Saturday 24 January 2015

Aureobasidium pullans

Aureobasidium pullans  (Hyphomycetes) –Black yeasts

Happy New Years, 2015 - Another post with far too many photos....

Aureobasidium pullans’ preferred habitat is on the aerial portions of plants, particularly the leaves.  It may reside there as a saprobe (lives on dead organic matter) but may be a phytopathogen on susceptible species of plants.  It is a cosmopolitan fungus (found just about everywhere) but prefers temperate zones.  It may be isolated from humid indoor environments such as, foodstuffs, textiles, shower curtains and soil.  A.pullans may be found as a laboratory contaminant.

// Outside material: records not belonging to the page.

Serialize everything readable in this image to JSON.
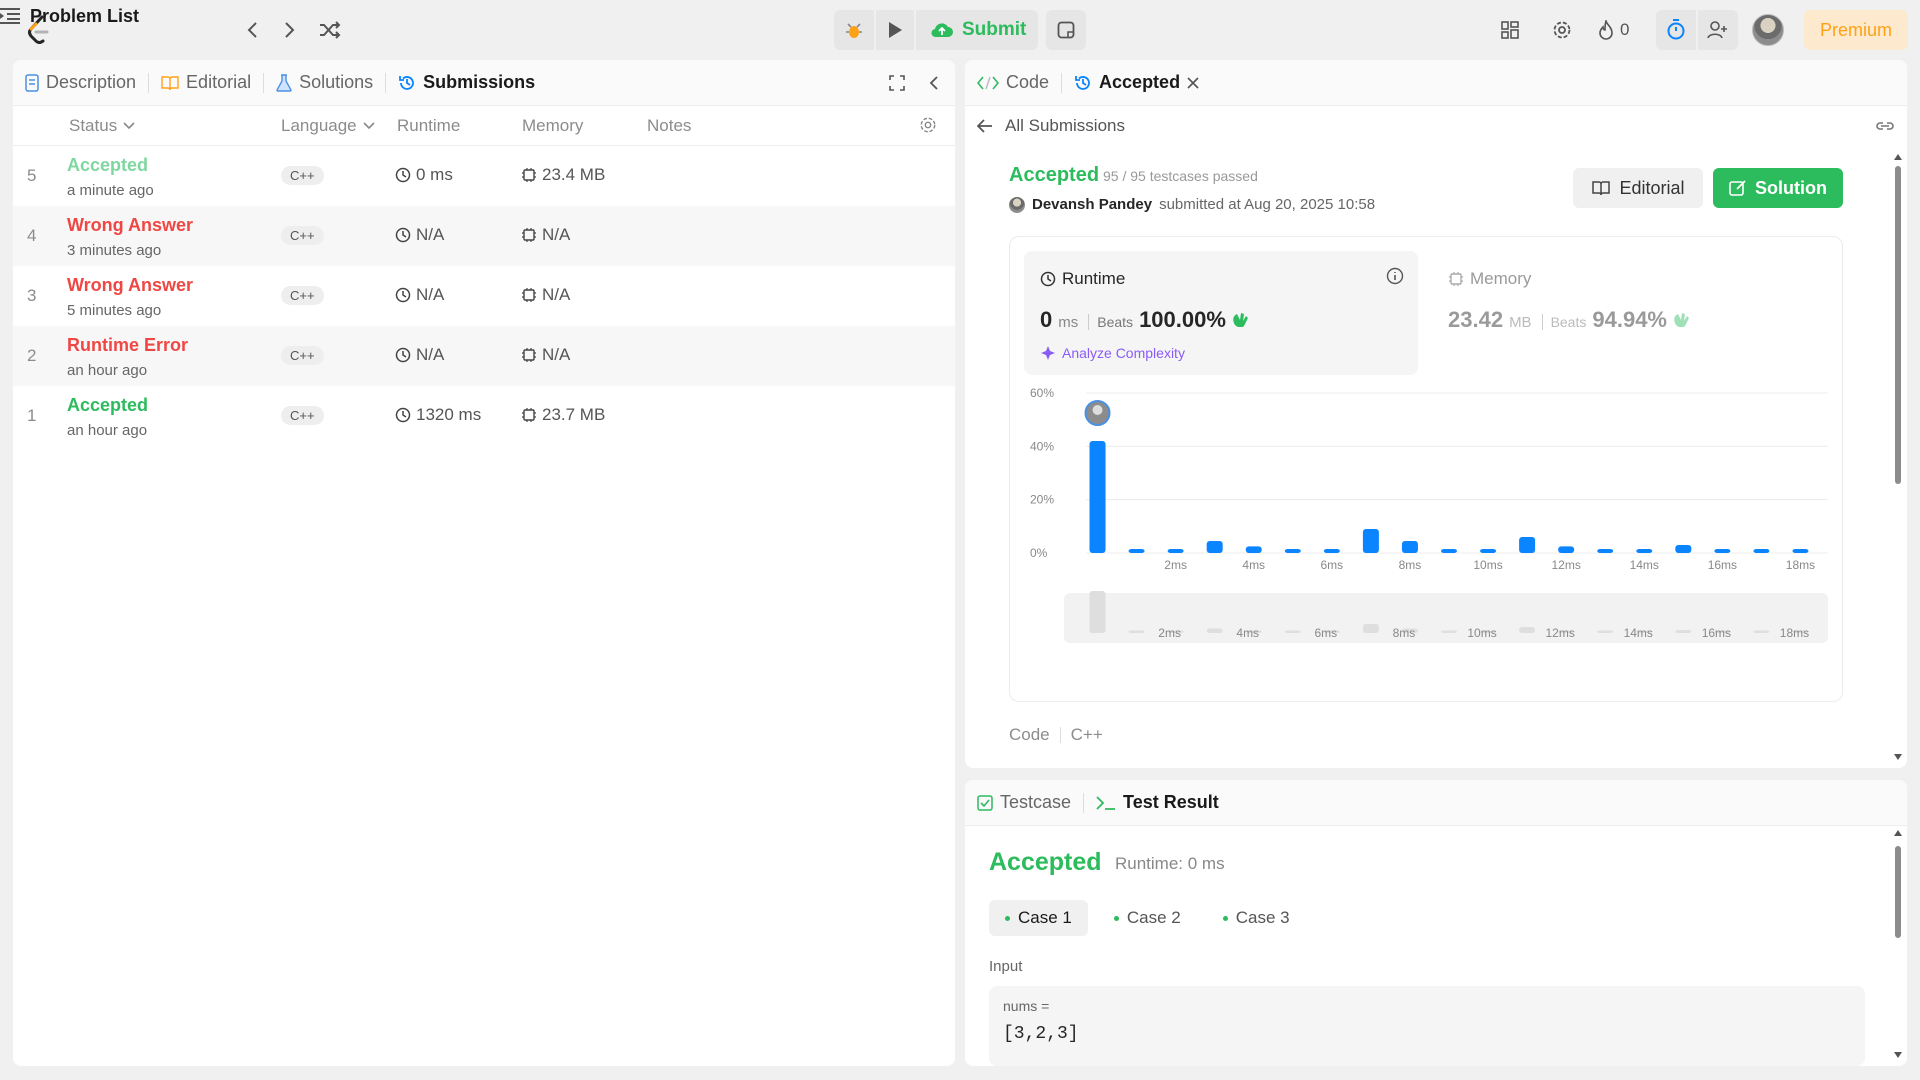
{
  "topbar": {
    "problem_list": "Problem List",
    "submit": "Submit",
    "streak_count": "0",
    "premium": "Premium"
  },
  "left": {
    "tabs": [
      {
        "label": "Description",
        "icon": "description-icon"
      },
      {
        "label": "Editorial",
        "icon": "book-icon"
      },
      {
        "label": "Solutions",
        "icon": "flask-icon"
      },
      {
        "label": "Submissions",
        "icon": "history-icon"
      }
    ],
    "columns": {
      "status": "Status",
      "language": "Language",
      "runtime": "Runtime",
      "memory": "Memory",
      "notes": "Notes"
    },
    "rows": [
      {
        "num": "5",
        "status": "Accepted",
        "time": "a minute ago",
        "lang": "C++",
        "runtime": "0 ms",
        "memory": "23.4 MB",
        "status_color": "#7fd7a0"
      },
      {
        "num": "4",
        "status": "Wrong Answer",
        "time": "3 minutes ago",
        "lang": "C++",
        "runtime": "N/A",
        "memory": "N/A",
        "status_color": "#ef4743"
      },
      {
        "num": "3",
        "status": "Wrong Answer",
        "time": "5 minutes ago",
        "lang": "C++",
        "runtime": "N/A",
        "memory": "N/A",
        "status_color": "#ef4743"
      },
      {
        "num": "2",
        "status": "Runtime Error",
        "time": "an hour ago",
        "lang": "C++",
        "runtime": "N/A",
        "memory": "N/A",
        "status_color": "#ef4743"
      },
      {
        "num": "1",
        "status": "Accepted",
        "time": "an hour ago",
        "lang": "C++",
        "runtime": "1320 ms",
        "memory": "23.7 MB",
        "status_color": "#2cbb5d"
      }
    ]
  },
  "right": {
    "tabs": {
      "code": "Code",
      "accepted": "Accepted"
    },
    "all_submissions": "All Submissions",
    "result": {
      "status": "Accepted",
      "testcases": "95 / 95 testcases passed",
      "user": "Devansh Pandey",
      "submitted_at": "submitted at Aug 20, 2025 10:58"
    },
    "buttons": {
      "editorial": "Editorial",
      "solution": "Solution"
    },
    "runtime": {
      "label": "Runtime",
      "value": "0",
      "unit": "ms",
      "beats_label": "Beats",
      "beats": "100.00%",
      "analyze": "Analyze Complexity"
    },
    "memory": {
      "label": "Memory",
      "value": "23.42",
      "unit": "MB",
      "beats_label": "Beats",
      "beats": "94.94%"
    },
    "code_label": "Code",
    "code_lang": "C++"
  },
  "bottom": {
    "tabs": {
      "testcase": "Testcase",
      "result": "Test Result"
    },
    "status": "Accepted",
    "runtime": "Runtime: 0 ms",
    "cases": [
      "Case 1",
      "Case 2",
      "Case 3"
    ],
    "input_label": "Input",
    "input_var": "nums =",
    "input_value": "[3,2,3]"
  },
  "colors": {
    "green": "#2cbb5d",
    "red": "#ef4743",
    "bar_blue": "#0a84ff",
    "premium": "#ffa116"
  },
  "chart_data": {
    "type": "bar",
    "title": "",
    "xlabel": "",
    "ylabel": "",
    "ylim": [
      0,
      60
    ],
    "y_ticks": [
      "0%",
      "20%",
      "40%",
      "60%"
    ],
    "x_tick_labels": [
      "2ms",
      "4ms",
      "6ms",
      "8ms",
      "10ms",
      "12ms",
      "14ms",
      "16ms",
      "18ms"
    ],
    "categories": [
      "0ms",
      "1ms",
      "2ms",
      "3ms",
      "4ms",
      "5ms",
      "6ms",
      "7ms",
      "8ms",
      "9ms",
      "10ms",
      "11ms",
      "12ms",
      "13ms",
      "14ms",
      "15ms",
      "16ms",
      "17ms",
      "18ms"
    ],
    "values": [
      42,
      1.5,
      1.5,
      4.5,
      2.5,
      1.5,
      1.5,
      9,
      4.5,
      1.5,
      1.5,
      6,
      2.5,
      1.5,
      1.5,
      3,
      1.5,
      1.5,
      1.5
    ],
    "highlight_index": 0,
    "grid": true
  }
}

A.pullans appears to be opportunistic, with systemic infection often the result of traumatic implantation.  It has been implicated in peritonitis and pulmonary infections.  It may rarely be the cause of keratitis or cutaneous infections.
Macroscopic Morphology:
Most sources describe the rate of growth as “rapid”.  Structures in the photographs below do develop rapidly (3-5 days), however the colony itself expands at a moderate rate.  Initially the colony appears white, cream or pinkish in colour but then adds shades of brown, grey and black as it ages (due to the development of chlamydoconidia).   The colony may have a white or slightly greyish fringe along the expanding edge.  The texture is moist or creamy, glistening under reflected light.  The reverse is pale in colour but becomes dark as the colony matures.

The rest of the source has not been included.